Claro, Calleb sabia disso, ele só queria dar um pouco de trabalho para a bruxa pelo que ela tinha feito quando estava com eles antes. Isso não prejudicaria ela, certo? Não parecia que Lilac atacaria ela ou faria algo desprezível. Bem, o Gama estava bastante mesquinho em um momento como esse para se vingar dela dessa maneira.
“Estar conosco é melhor do que estar sozinha,” Calleb retrucou.
“Eu prefiro estar sozinha,” embora fosse isso que Serefina disse, ela pediu uma bebida quando uma jovem se aproximou deles como se não fosse ela quem estava deixando este lugar mais cedo.
“Então, o que vamos fazer agora?” Calleb virou sua atenção e olhou para Hope. Afinal, essa foi a ideia dela, então com certeza ela tinha algo divertido para fazer, certo?
“O quê?” Hope inclinou a cabeça.
“Você sugeriu isso. Nós pedimos bebidas e comidas.” Calleb acenou com a mão para as duas garotas, que se aproximaram segurando os pedidos. “Que outras coisas devemos fazer em uma festa de despedida de solteira?”
Hope piscou os olhos e olhou para ele inocentemente. “Eu não sei, eu nunca participei de uma.”
“O quê? Então, isso é apenas um jantar comum?” Calleb ficou decepcionado e Raine riu.
“Você viveu mais que eu, por que não nos diz o que devemos fazer?” Hope rebateu, mas Lilac estava excepcionalmente calma.
“Eu também nunca participei de uma festa de despedida de solteira,” Calleb admitiu.
Enquanto isso, Serefina riu da declaração honesta dele. “Você é impotente,” ela criticou Calleb e olhou para Hope. “Se você não sabe o que fazer, então por que sugeriu isso?”
“Vamos jogar verdade ou desafio?” Raine sugeriu quando pareceu que Serefina causaria problemas de novo com sua argumentação inabalável.
“Eu não quero,” Serefina recusou imediatamente.
“Ah! Raph!” Calleb quase pulou da cadeira. Ele conseguia sentir a presença do Beta mesmo antes de ele entrar na taverna.
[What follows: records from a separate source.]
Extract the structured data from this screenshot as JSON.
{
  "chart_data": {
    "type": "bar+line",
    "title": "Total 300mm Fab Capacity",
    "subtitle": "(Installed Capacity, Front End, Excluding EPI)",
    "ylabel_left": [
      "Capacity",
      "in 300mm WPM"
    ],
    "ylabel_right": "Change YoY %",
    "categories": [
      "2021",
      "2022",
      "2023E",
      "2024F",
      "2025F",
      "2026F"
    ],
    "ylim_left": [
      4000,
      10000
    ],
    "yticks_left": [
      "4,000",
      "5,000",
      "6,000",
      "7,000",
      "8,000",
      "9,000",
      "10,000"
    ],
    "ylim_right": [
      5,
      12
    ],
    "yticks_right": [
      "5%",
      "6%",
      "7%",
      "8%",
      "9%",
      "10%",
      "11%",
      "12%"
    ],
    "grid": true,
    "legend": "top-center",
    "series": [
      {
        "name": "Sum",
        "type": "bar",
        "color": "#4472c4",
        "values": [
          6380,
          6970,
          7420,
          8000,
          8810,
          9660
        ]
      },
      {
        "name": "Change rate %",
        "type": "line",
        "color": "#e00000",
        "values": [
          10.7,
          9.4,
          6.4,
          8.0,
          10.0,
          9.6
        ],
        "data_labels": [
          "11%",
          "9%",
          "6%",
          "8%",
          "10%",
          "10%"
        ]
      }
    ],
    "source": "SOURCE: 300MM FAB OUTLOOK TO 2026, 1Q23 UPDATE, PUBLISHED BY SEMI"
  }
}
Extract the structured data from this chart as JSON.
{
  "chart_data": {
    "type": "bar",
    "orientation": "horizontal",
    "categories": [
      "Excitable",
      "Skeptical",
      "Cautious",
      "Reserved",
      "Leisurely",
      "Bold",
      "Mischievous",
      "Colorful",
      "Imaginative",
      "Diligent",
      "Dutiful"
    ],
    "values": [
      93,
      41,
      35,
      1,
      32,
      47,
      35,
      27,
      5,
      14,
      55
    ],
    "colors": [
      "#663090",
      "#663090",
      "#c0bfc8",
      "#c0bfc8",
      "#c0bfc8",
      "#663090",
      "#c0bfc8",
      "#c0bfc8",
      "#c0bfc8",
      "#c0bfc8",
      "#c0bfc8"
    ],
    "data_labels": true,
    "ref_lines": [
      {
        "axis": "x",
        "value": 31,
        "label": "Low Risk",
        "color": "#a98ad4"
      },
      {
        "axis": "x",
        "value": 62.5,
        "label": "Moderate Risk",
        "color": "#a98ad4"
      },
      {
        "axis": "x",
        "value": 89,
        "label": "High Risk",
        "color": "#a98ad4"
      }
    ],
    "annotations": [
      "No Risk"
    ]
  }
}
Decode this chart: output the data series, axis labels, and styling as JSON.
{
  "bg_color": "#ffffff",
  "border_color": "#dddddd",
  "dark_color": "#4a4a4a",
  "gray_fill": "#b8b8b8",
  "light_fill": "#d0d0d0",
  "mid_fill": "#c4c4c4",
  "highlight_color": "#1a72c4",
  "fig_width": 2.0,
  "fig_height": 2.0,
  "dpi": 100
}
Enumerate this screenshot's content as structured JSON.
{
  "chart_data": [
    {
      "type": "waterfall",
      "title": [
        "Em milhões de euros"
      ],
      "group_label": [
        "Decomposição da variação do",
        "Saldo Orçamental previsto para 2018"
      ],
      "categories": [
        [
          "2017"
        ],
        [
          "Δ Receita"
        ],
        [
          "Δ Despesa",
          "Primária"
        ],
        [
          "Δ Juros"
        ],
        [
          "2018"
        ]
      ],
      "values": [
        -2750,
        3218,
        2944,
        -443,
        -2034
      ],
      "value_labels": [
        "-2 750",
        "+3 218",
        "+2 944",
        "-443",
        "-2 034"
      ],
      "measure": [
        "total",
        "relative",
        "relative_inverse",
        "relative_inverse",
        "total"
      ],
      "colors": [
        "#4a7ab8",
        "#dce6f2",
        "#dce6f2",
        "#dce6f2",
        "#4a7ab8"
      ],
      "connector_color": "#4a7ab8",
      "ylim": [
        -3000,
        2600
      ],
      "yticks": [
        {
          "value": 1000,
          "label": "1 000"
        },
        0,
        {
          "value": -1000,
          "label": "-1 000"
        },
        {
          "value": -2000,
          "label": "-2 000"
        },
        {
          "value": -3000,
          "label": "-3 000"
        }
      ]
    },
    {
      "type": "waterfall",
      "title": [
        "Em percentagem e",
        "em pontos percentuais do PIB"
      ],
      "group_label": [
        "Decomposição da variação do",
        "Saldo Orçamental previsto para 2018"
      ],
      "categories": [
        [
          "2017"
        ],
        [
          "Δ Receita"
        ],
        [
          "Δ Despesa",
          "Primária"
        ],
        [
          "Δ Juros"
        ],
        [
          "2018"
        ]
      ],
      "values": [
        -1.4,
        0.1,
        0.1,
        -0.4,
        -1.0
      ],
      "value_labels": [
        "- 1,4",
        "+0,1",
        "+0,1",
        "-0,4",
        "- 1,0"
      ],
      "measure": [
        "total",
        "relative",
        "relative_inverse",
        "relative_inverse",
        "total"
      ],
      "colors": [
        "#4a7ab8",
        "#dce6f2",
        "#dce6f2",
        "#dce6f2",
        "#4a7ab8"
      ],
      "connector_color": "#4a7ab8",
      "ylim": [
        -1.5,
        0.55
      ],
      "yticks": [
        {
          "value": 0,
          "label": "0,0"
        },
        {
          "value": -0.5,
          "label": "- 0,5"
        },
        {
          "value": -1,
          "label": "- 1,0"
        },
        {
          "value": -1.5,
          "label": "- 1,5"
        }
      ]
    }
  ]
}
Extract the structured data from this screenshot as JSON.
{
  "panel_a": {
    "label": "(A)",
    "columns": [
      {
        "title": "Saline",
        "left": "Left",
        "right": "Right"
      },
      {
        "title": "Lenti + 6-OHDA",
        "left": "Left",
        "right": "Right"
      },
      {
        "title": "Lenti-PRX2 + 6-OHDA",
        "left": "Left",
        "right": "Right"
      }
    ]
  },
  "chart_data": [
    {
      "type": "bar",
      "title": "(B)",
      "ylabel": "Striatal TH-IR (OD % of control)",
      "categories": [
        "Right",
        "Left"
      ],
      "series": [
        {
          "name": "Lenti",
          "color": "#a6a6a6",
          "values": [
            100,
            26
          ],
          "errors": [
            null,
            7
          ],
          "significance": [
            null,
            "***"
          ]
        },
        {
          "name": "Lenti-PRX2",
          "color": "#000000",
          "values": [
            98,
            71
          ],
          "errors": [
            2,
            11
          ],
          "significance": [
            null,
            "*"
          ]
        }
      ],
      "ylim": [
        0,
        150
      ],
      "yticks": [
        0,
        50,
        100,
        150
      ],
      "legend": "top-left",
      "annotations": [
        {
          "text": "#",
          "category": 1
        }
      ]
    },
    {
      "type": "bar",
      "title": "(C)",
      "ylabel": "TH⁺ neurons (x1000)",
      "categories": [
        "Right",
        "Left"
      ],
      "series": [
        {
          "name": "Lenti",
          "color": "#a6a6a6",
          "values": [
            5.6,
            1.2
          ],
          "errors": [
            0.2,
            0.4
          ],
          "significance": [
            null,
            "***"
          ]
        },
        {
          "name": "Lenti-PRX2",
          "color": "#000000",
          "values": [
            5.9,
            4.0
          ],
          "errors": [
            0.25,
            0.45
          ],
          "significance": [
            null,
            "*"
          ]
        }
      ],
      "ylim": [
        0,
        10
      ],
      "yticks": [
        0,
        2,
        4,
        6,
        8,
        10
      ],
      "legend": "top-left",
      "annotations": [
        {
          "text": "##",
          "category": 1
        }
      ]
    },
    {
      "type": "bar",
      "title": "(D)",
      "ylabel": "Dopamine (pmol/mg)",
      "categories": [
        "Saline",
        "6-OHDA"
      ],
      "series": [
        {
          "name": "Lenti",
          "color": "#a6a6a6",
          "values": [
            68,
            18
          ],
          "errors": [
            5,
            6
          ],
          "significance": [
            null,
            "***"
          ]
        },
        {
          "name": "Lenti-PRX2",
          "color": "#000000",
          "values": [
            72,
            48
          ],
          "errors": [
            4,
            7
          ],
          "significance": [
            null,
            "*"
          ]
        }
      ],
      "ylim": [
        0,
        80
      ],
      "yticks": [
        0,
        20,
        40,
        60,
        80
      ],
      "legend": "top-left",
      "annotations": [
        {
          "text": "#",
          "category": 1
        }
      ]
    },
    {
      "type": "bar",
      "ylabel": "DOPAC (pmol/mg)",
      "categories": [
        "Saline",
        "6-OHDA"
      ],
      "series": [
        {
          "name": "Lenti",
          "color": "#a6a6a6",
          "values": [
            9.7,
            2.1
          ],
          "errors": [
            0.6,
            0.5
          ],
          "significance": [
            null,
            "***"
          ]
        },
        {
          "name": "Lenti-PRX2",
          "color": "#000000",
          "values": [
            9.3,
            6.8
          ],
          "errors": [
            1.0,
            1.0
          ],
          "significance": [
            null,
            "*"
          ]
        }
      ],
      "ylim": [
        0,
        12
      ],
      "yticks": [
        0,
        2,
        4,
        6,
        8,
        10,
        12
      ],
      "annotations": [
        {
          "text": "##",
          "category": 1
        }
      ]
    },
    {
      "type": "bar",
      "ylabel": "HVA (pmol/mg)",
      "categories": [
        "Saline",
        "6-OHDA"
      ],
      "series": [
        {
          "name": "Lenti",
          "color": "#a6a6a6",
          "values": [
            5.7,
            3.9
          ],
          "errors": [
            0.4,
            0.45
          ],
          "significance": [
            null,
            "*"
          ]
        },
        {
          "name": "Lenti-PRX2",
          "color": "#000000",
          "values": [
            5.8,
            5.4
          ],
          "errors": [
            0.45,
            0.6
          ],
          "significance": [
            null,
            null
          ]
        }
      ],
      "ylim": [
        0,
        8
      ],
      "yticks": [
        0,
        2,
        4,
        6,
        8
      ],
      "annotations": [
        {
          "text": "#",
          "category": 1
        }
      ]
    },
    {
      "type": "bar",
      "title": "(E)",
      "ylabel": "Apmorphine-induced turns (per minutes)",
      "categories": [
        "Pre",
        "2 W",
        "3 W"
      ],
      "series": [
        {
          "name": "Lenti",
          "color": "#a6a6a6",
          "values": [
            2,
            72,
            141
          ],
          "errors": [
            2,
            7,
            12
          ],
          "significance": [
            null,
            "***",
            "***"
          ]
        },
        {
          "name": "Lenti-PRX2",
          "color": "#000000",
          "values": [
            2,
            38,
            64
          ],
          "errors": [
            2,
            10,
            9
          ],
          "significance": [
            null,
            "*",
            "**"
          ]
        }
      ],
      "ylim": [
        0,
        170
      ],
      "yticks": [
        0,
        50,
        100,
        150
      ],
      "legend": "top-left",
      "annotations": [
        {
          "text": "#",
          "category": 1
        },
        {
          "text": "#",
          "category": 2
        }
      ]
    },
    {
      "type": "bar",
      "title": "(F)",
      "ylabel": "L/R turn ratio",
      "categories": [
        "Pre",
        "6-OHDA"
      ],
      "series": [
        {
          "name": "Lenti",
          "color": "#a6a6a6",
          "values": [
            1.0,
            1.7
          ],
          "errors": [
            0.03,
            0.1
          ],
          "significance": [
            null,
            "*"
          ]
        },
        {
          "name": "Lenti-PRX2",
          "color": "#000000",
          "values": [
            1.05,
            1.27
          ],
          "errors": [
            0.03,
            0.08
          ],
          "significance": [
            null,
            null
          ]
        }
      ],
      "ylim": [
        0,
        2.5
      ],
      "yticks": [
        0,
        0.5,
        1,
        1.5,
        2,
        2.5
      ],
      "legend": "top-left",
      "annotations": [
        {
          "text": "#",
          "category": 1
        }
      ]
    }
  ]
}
“Lana!” Hope acenou com as mãos para o casal. “Venham aqui!” ela estava muito animada para vê-los.
Raphael tinha os braços ao redor da cintura de Lana protegendo-a quando eles se aproximaram da mesa.
“Por que você está aqui? Você não deveria estar descansando agora?” Serefina franziu a testa ao ver o rosto pálido de Lana, mas, fora isso, ela parecia bem.
“Eu preciso pegar um pouco de ar fresco,” Lana murmurou. “Eu vou ficar doente se ficar deitada o tempo todo.”
“O tempo todo? Você só dormiu um dia e meio.” Serefina bebeu sua bebida.
“Por que você está aqui?” Rafael olhou para Calleb. “Torak não te disse para cuidar delas?”
“Ele disse, aqui estou eu.” Calleb sorriu tolo, mas então os dois licantropos se olharam com as sobrancelhas franzidas.